Mulher e negra. A vice-presidente que faz história nas Américas

Epsy Campbell é a primeira afrodescentente a assumir este cargo no continente. Apesar de representarem 30% da população da América Latina, negros são só 1,5% dos eleitos

Por Susana Salvador Do DN

Foto: reprodução/DN

A costa-riquenha Epsy Campbell Barr torna-se hoje na primeira mulher afrodescendente a assumir o cargo de vice-presidente no continente americano. “Esta devia ter sido uma notícia do século passado”, disse a economista de 54 anos ao jornal digital espanhol eldiario.es. “Estamos no primeiro quarto do século XXI e esta realidade ainda é excecional. É preciso celebrar, porque se rompem barreiras e se mostra uma agenda pendente de inclusão política e de desenvolvimento de mais de 200 milhões de afrodescendentes”, referiu aquela que será também a primeira mulher chefe da diplomacia da Costa Rica.

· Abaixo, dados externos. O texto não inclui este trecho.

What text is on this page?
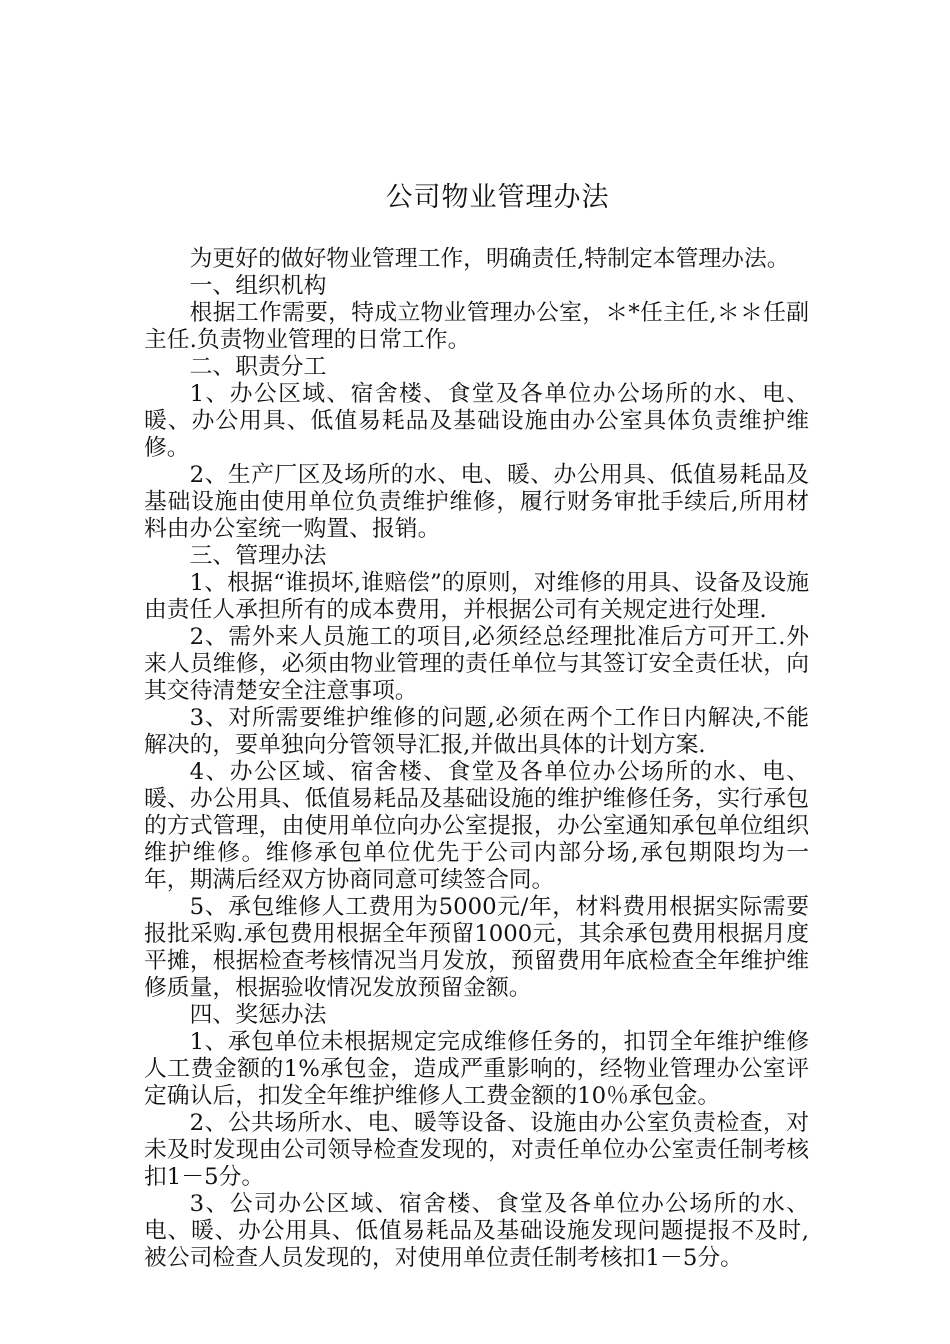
公司物业管理办法

为更好的做好物业管理工作，明确责任,特制定本管理办法。

一、组织机构

根据工作需要，特成立物业管理办公室，＊*任主任,＊＊任副主任.负责物业管理的日常工作。

二、职责分工

1、办公区域、宿舍楼、食堂及各单位办公场所的水、电、暖、办公用具、低值易耗品及基础设施由办公室具体负责维护维修。

2、生产厂区及场所的水、电、暖、办公用具、低值易耗品及基础设施由使用单位负责维护维修，履行财务审批手续后,所用材料由办公室统一购置、报销。

三、管理办法

1、根据“谁损坏,谁赔偿”的原则，对维修的用具、设备及设施由责任人承担所有的成本费用，并根据公司有关规定进行处理.

2、需外来人员施工的项目,必须经总经理批准后方可开工.外来人员维修，必须由物业管理的责任单位与其签订安全责任状，向其交待清楚安全注意事项。

3、对所需要维护维修的问题,必须在两个工作日内解决,不能解决的，要单独向分管领导汇报,并做出具体的计划方案.

4、办公区域、宿舍楼、食堂及各单位办公场所的水、电、暖、办公用具、低值易耗品及基础设施的维护维修任务，实行承包的方式管理，由使用单位向办公室提报，办公室通知承包单位组织维护维修。维修承包单位优先于公司内部分场,承包期限均为一年，期满后经双方协商同意可续签合同。

5、承包维修人工费用为5000元/年，材料费用根据实际需要报批采购.承包费用根据全年预留1000元，其余承包费用根据月度平摊，根据检查考核情况当月发放，预留费用年底检查全年维护维修质量，根据验收情况发放预留金额。

四、奖惩办法

1、承包单位未根据规定完成维修任务的，扣罚全年维护维修人工费金额的1%承包金，造成严重影响的，经物业管理办公室评定确认后，扣发全年维护维修人工费金额的10％承包金。

2、公共场所水、电、暖等设备、设施由办公室负责检查，对未及时发现由公司领导检查发现的，对责任单位办公室责任制考核扣1－5分。

3、公司办公区域、宿舍楼、食堂及各单位办公场所的水、电、暖、办公用具、低值易耗品及基础设施发现问题提报不及时,被公司检查人员发现的，对使用单位责任制考核扣1－5分。
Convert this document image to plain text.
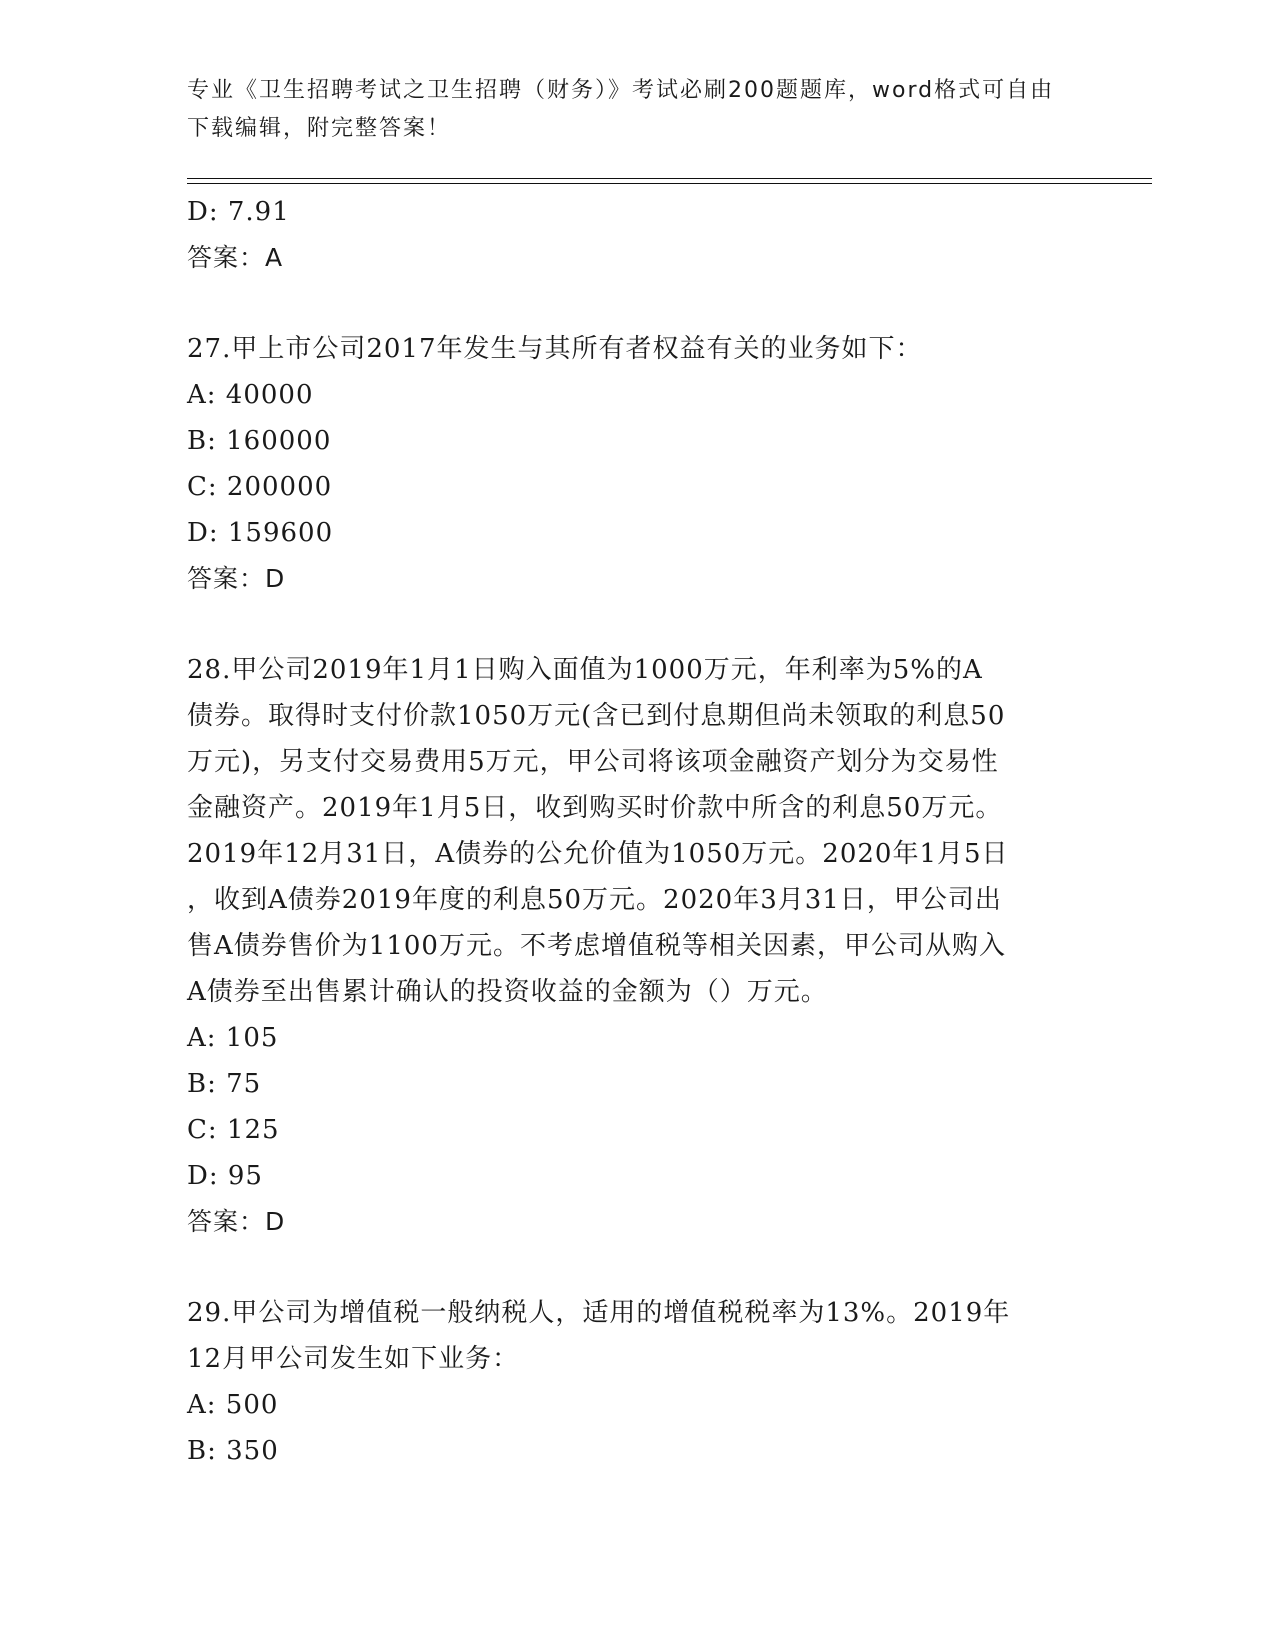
专业《卫生招聘考试之卫生招聘（财务）》考试必刷200题题库，word格式可自由下载编辑，附完整答案！
D: 7.91
答案：A
27.甲上市公司2017年发生与其所有者权益有关的业务如下：
A: 40000
B: 160000
C: 200000
D: 159600
答案：D
28.甲公司2019年1月1日购入面值为1000万元，年利率为5%的A
债券。取得时支付价款1050万元(含已到付息期但尚未领取的利息50
万元)，另支付交易费用5万元，甲公司将该项金融资产划分为交易性
金融资产。2019年1月5日，收到购买时价款中所含的利息50万元。
2019年12月31日，A债券的公允价值为1050万元。2020年1月5日
，收到A债券2019年度的利息50万元。2020年3月31日，甲公司出
售A债券售价为1100万元。不考虑增值税等相关因素，甲公司从购入
A债券至出售累计确认的投资收益的金额为（）万元。
A: 105
B: 75
C: 125
D: 95
答案：D
29.甲公司为增值税一般纳税人，适用的增值税税率为13%。2019年
12月甲公司发生如下业务：
A: 500
B: 350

Batizada em homenagem à avó que emigrou da Jamaica para a Costa Rica, Epsy é a quarta de sete irmãos (cinco são mulheres). Nasceu em San José, em 1963, e na sua educação sempre esteve presente a música (toca saxofone) e o desporto (fez atletismo e jogou voleibol). Em casa, disse ao jornal costa-riquenho La Nacion, sempre se debateram os temas sociais, como o papel da mulher no lar ou o racismo. Já estava casada e tinha duas filhas (hoje está casada em segundas núpcias e já tem dois netos), quando foi estudar Economia, fazendo mais tarde uma pós-graduação em Ciência Política na Universidade da Costa Rica,

Esta devia ter sido uma notícia do século passado

“Cheguei à política pela minha vida anterior. Não é que quisesse ser política. Em criança, nunca pensei que esse seria o meu lugar”, contou a esse jornal, lembrando que antes trabalhou junto das comunidades. Organizou festivais culturais, passou pelo ativismo ambiental e dedicou-se aos temas das mulheres e, em especial, das afrodescendentes. “Cheguei a política por esse trabalho prévio e essa necessidade ou compromisso comigo mesma de tentar fazer as coisas pela sociedade em que vivia”, explicou.

Em 2000, esteve entre os fundadores do Partido Ação Cidadã (PAC), mas desde 1997 que coordenava a Rede de Mulheres Afro latino-americanas e Afro-caribenhas e o Fórum de Mulheres para a Integração Centro-americana. Em 2002, foi eleita deputada, assumindo depois a liderança parlamentar do partido. Presidente do PAC de 2005 a 2009, foi candidata a vice-presidente em 2006. Oito anos depois, durante os quais esteve de fora da Assembleia Legislativa, quis voar mais alto e fez campanha para ser a escolha do partido para a presidência. Acabaria contudo por desistir da corrida a favor de Luis Guillermo Solís, que seria eleito em março de 2014 e hoje deixa o poder. Nesse mesmo ano, voltou a ser eleita deputada.

Entretanto ajudou a fundar o Parlamento Negro das Américas, que reúne deputados afrodescendentes. Apesar de 30% da população latino-americana se considerar afrodescendente, isto é, cerca de 200 milhões de pessoas, os negros só ocupam 1,5% dos cinco mil lugares nas Assembleias Nacionais da região.

Para as presidenciais de 2018, a ideia de Campbell era tentar novamente ser a candidata do PAC, mas acabou por se tornar na número dois de Carlos Alvarado. O ex-ministro do Trabalho e da Segurança Social, jornalista com várias novelas publicadas, foi eleito à segunda volta, derrotando o cantor evangélico Fabricio Alvarado (sem relação de parentesco) que ganhara na primeira volta. Este polarizou a campanha em torno da família tradicional, depois de se opor aos casamentos homossexuais, indo contra a decisão do Tribunal Interamericano dos Direitos do Homem que defendem que estes sejam legalizados.

Campbell será também a primeira mulher chefe da diplomacia na Costa Rica. E num governo onde elas são maioria. Executivo tem 14 mulheres e 11 homens

Campbell, que será também a chefe da diplomacia num governo com 14 mulheres e 11 homens, assumirá interinamente o poder da Costa Rica quando o presidente Carlos Alvarado se ausentar do país. Entretanto, a partir da vice-presidência espera implementar iniciativas para reduzir a desigualdade do género e a brecha salariar ou dar mais recursos para responder a casos de violência doméstica.